Thad: I'm very proud of the fact that GTD was developed very quickly, and that it was immediately useful to customers on it's first release. We developed with production-quality release in mind from the get-go, and did not do a beta-release, followed by lots of bug-fixing, and an eventual ramp to production. I guess you could say we were working towards the equivalent of "first silicon success." To me, there is no other way to work. Feedback from customers after our initial production release (2005) was overwhelmingly positive...they found it useful right away...and we had very few bugs. This allowed us to focus our R&D resources on continued enhancement of the capability. I'm very proud to have driven that effort. I'm also very proud to have demonstrated that EDA tools don't always have to solve some new physics challenge, or be based on a super-complicated new algorithm, to be useful to customers.

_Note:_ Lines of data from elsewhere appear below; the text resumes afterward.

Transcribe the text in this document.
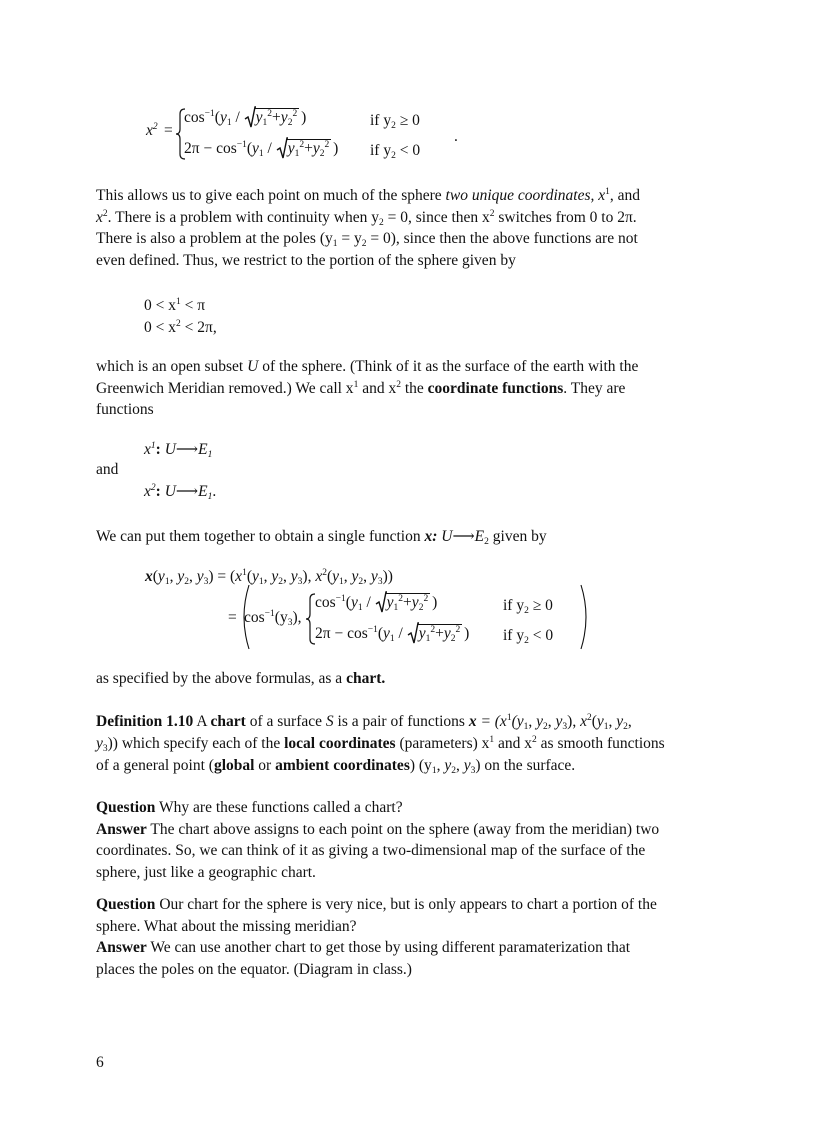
$x^2$ =
$\cos^{-1}(y_1$ /
$y_1^2+y_2^2$ )	if $y_2 \ge 0$
$2\pi - \cos^{-1}(y_1$ /
$y_1^2+y_2^2$ ) if $y_2 < 0$
.

This allows us to give each point on much of the sphere two unique coordinates, $x^1$, and

$x^2$. There is a problem with continuity when $y_2 = 0$, since then $x^2$ switches from 0 to 2π.

There is also a problem at the poles $(y_1 = y_2 = 0)$, since then the above functions are not

even defined. Thus, we restrict to the portion of the sphere given by

$0 < x^1 < \pi$
$0 < x^2 < 2\pi$,

which is an open subset U of the sphere. (Think of it as the surface of the earth with the

Greenwich Meridian removed.) We call $x^1$ and $x^2$ the coordinate functions. They are

functions

$x^1$: $U⟶E_1$
and
$x^2$: $U⟶E_1$.

We can put them together to obtain a single function x: $U⟶E_2$ given by

$x(y_1$, $y_2$, $y_3) = (x^1(y_1$, $y_2$, $y_3$), $x^2(y_1$, $y_2$, $y_3$))
= $\cos^{-1}(y_3)$,
$\cos^{-1}(y_1$ /
$y_1^2+y_2^2$ )	if $y_2 \ge 0$
$2\pi - \cos^{-1}(y_1$ /
$y_1^2+y_2^2$ ) if $y_2 < 0$

as specified by the above formulas, as a chart.

Definition 1.10 A chart of a surface S is a pair of functions $x = (x^1(y_1$, $y_2$, $y_3$), $x^2(y_1$, $y_2$,

$y_3$)) which specify each of the local coordinates (parameters) $x^1$ and $x^2$ as smooth functions

of a general point (global or ambient coordinates) ($y_1$, $y_2$, $y_3$) on the surface.

Question Why are these functions called a chart?

Answer The chart above assigns to each point on the sphere (away from the meridian) two

coordinates. So, we can think of it as giving a two-dimensional map of the surface of the

sphere, just like a geographic chart.

Question Our chart for the sphere is very nice, but is only appears to chart a portion of the

sphere. What about the missing meridian?

Answer We can use another chart to get those by using different paramaterization that

places the poles on the equator. (Diagram in class.)

6
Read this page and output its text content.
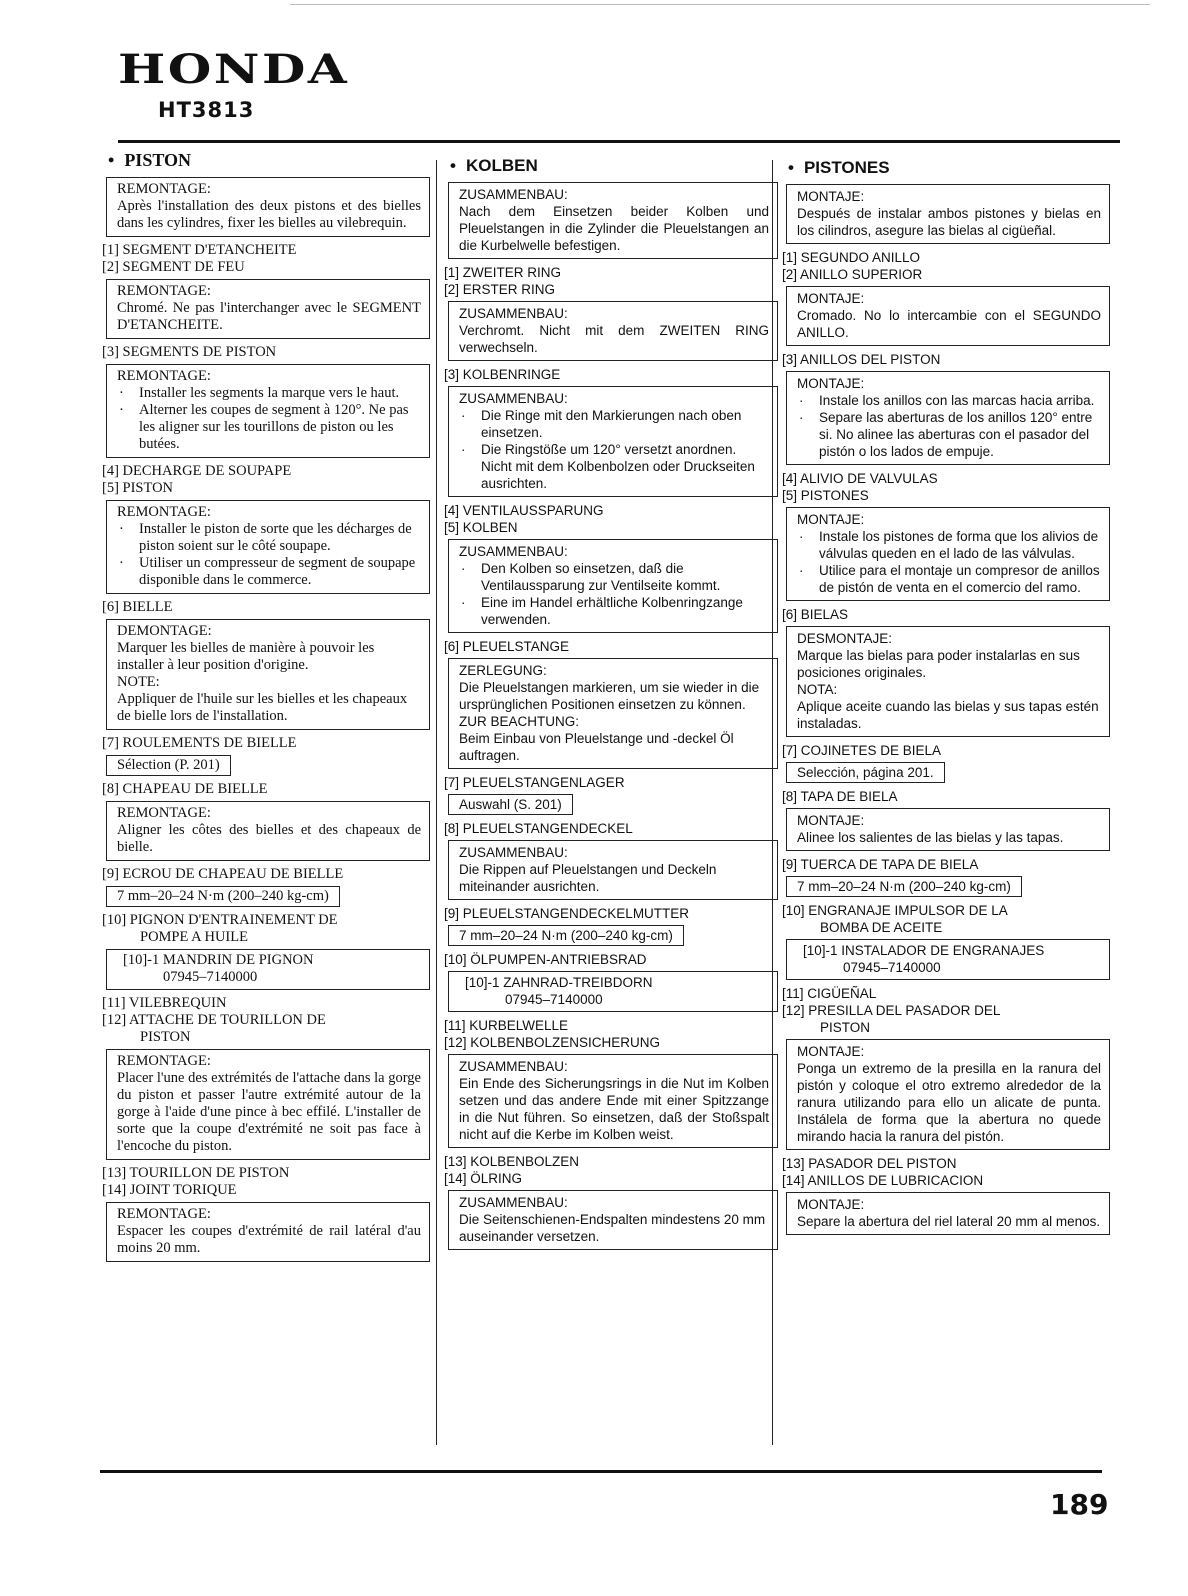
HONDA
HT3813
• PISTON
REMONTAGE:
Après l'installation des deux pistons et des bielles dans les cylindres, fixer les bielles au vilebrequin.
[1] SEGMENT D'ETANCHEITE
[2] SEGMENT DE FEU
REMONTAGE:
Chromé. Ne pas l'interchanger avec le SEGMENT D'ETANCHEITE.
[3] SEGMENTS DE PISTON
REMONTAGE:
· Installer les segments la marque vers le haut.
· Alterner les coupes de segment à 120°. Ne pas les aligner sur les tourillons de piston ou les butées.
[4] DECHARGE DE SOUPAPE
[5] PISTON
REMONTAGE:
· Installer le piston de sorte que les décharges de piston soient sur le côté soupape.
· Utiliser un compresseur de segment de soupape disponible dans le commerce.
[6] BIELLE
DEMONTAGE:
Marquer les bielles de manière à pouvoir les installer à leur position d'origine.
NOTE:
Appliquer de l'huile sur les bielles et les chapeaux de bielle lors de l'installation.
[7] ROULEMENTS DE BIELLE
Sélection (P. 201)
[8] CHAPEAU DE BIELLE
REMONTAGE:
Aligner les côtes des bielles et des chapeaux de bielle.
[9] ECROU DE CHAPEAU DE BIELLE
7 mm–20–24 N·m (200–240 kg-cm)
[10] PIGNON D'ENTRAINEMENT DE
POMPE A HUILE
[10]-1 MANDRIN DE PIGNON
07945–7140000
[11] VILEBREQUIN
[12] ATTACHE DE TOURILLON DE
PISTON
REMONTAGE:
Placer l'une des extrémités de l'attache dans la gorge du piston et passer l'autre extrémité autour de la gorge à l'aide d'une pince à bec effilé. L'installer de sorte que la coupe d'extrémité ne soit pas face à l'encoche du piston.
[13] TOURILLON DE PISTON
[14] JOINT TORIQUE
REMONTAGE:
Espacer les coupes d'extrémité de rail latéral d'au moins 20 mm.
• KOLBEN
ZUSAMMENBAU:
Nach dem Einsetzen beider Kolben und Pleuelstangen in die Zylinder die Pleuelstangen an die Kurbelwelle befestigen.
[1] ZWEITER RING
[2] ERSTER RING
ZUSAMMENBAU:
Verchromt. Nicht mit dem ZWEITEN RING verwechseln.
[3] KOLBENRINGE
ZUSAMMENBAU:
· Die Ringe mit den Markierungen nach oben einsetzen.
· Die Ringstöße um 120° versetzt anordnen. Nicht mit dem Kolbenbolzen oder Druckseiten ausrichten.
[4] VENTILAUSSPARUNG
[5] KOLBEN
ZUSAMMENBAU:
· Den Kolben so einsetzen, daß die Ventilaussparung zur Ventilseite kommt.
· Eine im Handel erhältliche Kolbenringzange verwenden.
[6] PLEUELSTANGE
ZERLEGUNG:
Die Pleuelstangen markieren, um sie wieder in die ursprünglichen Positionen einsetzen zu können.
ZUR BEACHTUNG:
Beim Einbau von Pleuelstange und -deckel Öl auftragen.
[7] PLEUELSTANGENLAGER
Auswahl (S. 201)
[8] PLEUELSTANGENDECKEL
ZUSAMMENBAU:
Die Rippen auf Pleuelstangen und Deckeln miteinander ausrichten.
[9] PLEUELSTANGENDECKELMUTTER
7 mm–20–24 N·m (200–240 kg-cm)
[10] ÖLPUMPEN-ANTRIEBSRAD
[10]-1 ZAHNRAD-TREIBDORN
07945–7140000
[11] KURBELWELLE
[12] KOLBENBOLZENSICHERUNG
ZUSAMMENBAU:
Ein Ende des Sicherungsrings in die Nut im Kolben setzen und das andere Ende mit einer Spitzzange in die Nut führen. So einsetzen, daß der Stoßspalt nicht auf die Kerbe im Kolben weist.
[13] KOLBENBOLZEN
[14] ÖLRING
ZUSAMMENBAU:
Die Seitenschienen-Endspalten mindestens 20 mm auseinander versetzen.
• PISTONES
MONTAJE:
Después de instalar ambos pistones y bielas en los cilindros, asegure las bielas al cigüeñal.
[1] SEGUNDO ANILLO
[2] ANILLO SUPERIOR
MONTAJE:
Cromado. No lo intercambie con el SEGUNDO ANILLO.
[3] ANILLOS DEL PISTON
MONTAJE:
· Instale los anillos con las marcas hacia arriba.
· Separe las aberturas de los anillos 120° entre si. No alinee las aberturas con el pasador del pistón o los lados de empuje.
[4] ALIVIO DE VALVULAS
[5] PISTONES
MONTAJE:
· Instale los pistones de forma que los alivios de válvulas queden en el lado de las válvulas.
· Utilice para el montaje un compresor de anillos de pistón de venta en el comercio del ramo.
[6] BIELAS
DESMONTAJE:
Marque las bielas para poder instalarlas en sus posiciones originales.
NOTA:
Aplique aceite cuando las bielas y sus tapas estén instaladas.
[7] COJINETES DE BIELA
Selección, página 201.
[8] TAPA DE BIELA
MONTAJE:
Alinee los salientes de las bielas y las tapas.
[9] TUERCA DE TAPA DE BIELA
7 mm–20–24 N·m (200–240 kg-cm)
[10] ENGRANAJE IMPULSOR DE LA
BOMBA DE ACEITE
[10]-1 INSTALADOR DE ENGRANAJES
07945–7140000
[11] CIGÜEÑAL
[12] PRESILLA DEL PASADOR DEL
PISTON
MONTAJE:
Ponga un extremo de la presilla en la ranura del pistón y coloque el otro extremo alrededor de la ranura utilizando para ello un alicate de punta. Instálela de forma que la abertura no quede mirando hacia la ranura del pistón.
[13] PASADOR DEL PISTON
[14] ANILLOS DE LUBRICACION
MONTAJE:
Separe la abertura del riel lateral 20 mm al menos.
189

Q: So, what's next for you at Cadence?
Thad: I've recently moved into a Product Engineering role at Cadence, working on our Chip Planning Solutions products. These products are targetted at the very early (pre-RTL, initial-conception phase) of an SoC project...a place where EDA typically does not play. We're in a unique position to reach a new user-segment, and to help them be successful in their early technical and economic estimations of a chip, without having to be physical design experts at all. I love the challenge of working with R&D and customers to combine an intuitive use model with integrated design expertise, technology and IP models into our tool in a way that truly enables better, more accurate estimations in this early phase...when all the most important decisions are being made!
Question of the Day: Can you guess why Thad choose "Ostrich" for the name of the parasitic correlation tool?